Un décès brutal
Le Docteur A., médecin généraliste, intervient occasionnellement en qualité de médecin régulateur libéral du SAMU.
Le 1er février en soirée, Mr B., âgé d'une cinquantaine d'année, appelle les pompiers et indique : "je ne me sens vraiment pas bien du tout, je me sens vraiment très faible… je crache du sang et j’ai rempli la moitié d’une bassine depuis hier soir".
Il est mis en relation par les pompiers avec un auxiliaire de régulation médicale (ARM) du SAMU, qui transfère l’appel au Docteur A.

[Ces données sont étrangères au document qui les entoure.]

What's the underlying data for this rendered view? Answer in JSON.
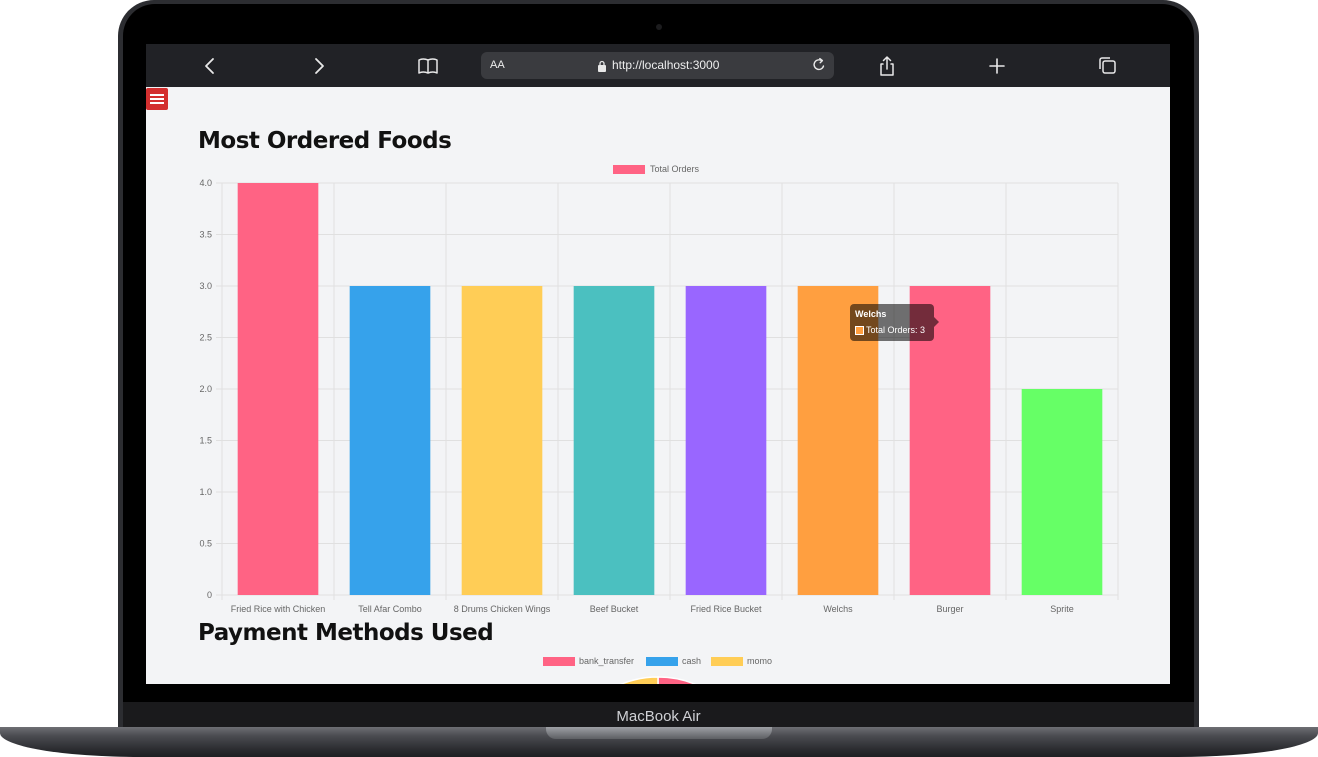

Mr B. lui explique qu’il a craché un peu de sang la veille au soir, qu’il n’a pas réussi à dormir mais qu’il a, en revanche, mangé des fruits.
Sur interrogation du médecin, il précise ne ressentir aucune douleur.

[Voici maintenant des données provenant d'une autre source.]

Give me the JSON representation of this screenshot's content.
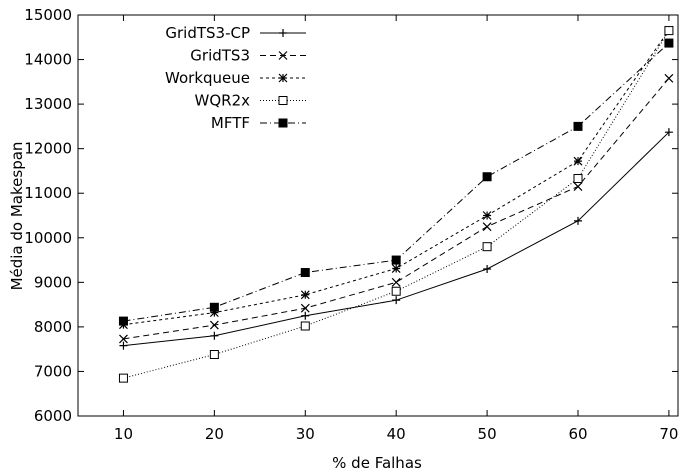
{
  "chart_data": {
    "type": "line",
    "title": "",
    "xlabel": "% de Falhas",
    "ylabel": "Média do Makespan",
    "x": [
      10,
      20,
      30,
      40,
      50,
      60,
      70
    ],
    "x_ticks": [
      "10",
      "20",
      "30",
      "40",
      "50",
      "60",
      "70"
    ],
    "y_ticks": [
      "6000",
      "7000",
      "8000",
      "9000",
      "10000",
      "11000",
      "12000",
      "13000",
      "14000",
      "15000"
    ],
    "xlim": [
      5,
      71
    ],
    "ylim": [
      6000,
      15000
    ],
    "grid": false,
    "legend_position": "top-left",
    "series": [
      {
        "name": "GridTS3-CP",
        "marker": "plus",
        "dash": "solid",
        "values": [
          7580,
          7800,
          8250,
          8600,
          9300,
          10380,
          12370
        ]
      },
      {
        "name": "GridTS3",
        "marker": "cross",
        "dash": "dashed",
        "values": [
          7730,
          8040,
          8420,
          9000,
          10250,
          11150,
          13580
        ]
      },
      {
        "name": "Workqueue",
        "marker": "star",
        "dash": "short-dashed",
        "values": [
          8050,
          8320,
          8720,
          9310,
          10500,
          11720,
          14660
        ]
      },
      {
        "name": "WQR2x",
        "marker": "open-square",
        "dash": "dotted",
        "values": [
          6850,
          7380,
          8020,
          8800,
          9800,
          11330,
          14650
        ]
      },
      {
        "name": "MFTF",
        "marker": "filled-square",
        "dash": "dash-dot",
        "values": [
          8130,
          8440,
          9220,
          9500,
          11370,
          12500,
          14370
        ]
      }
    ]
  }
}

En l’absence de signe de gravité, le praticien l’invite à aller consulter un médecin en ville le lendemain car il n’y a pas de médecin de garde sur le secteur le soir. A la fin de la conversation, il lui prodigue quelques conseils et l’invite à rappeler s’il se sent à nouveau mal dans la nuit.
Mr B. est retrouvé décédé à son domicile le lendemain matin.
Selon l'expertise : le médecin aurait dû provoquer un secours
L’autopsie réalisée conclut que le patient, qui présentait un état antérieur hépatique de type cirrhose et un alcoolisme, est probablement décédé d’une hémorragie digestive haute.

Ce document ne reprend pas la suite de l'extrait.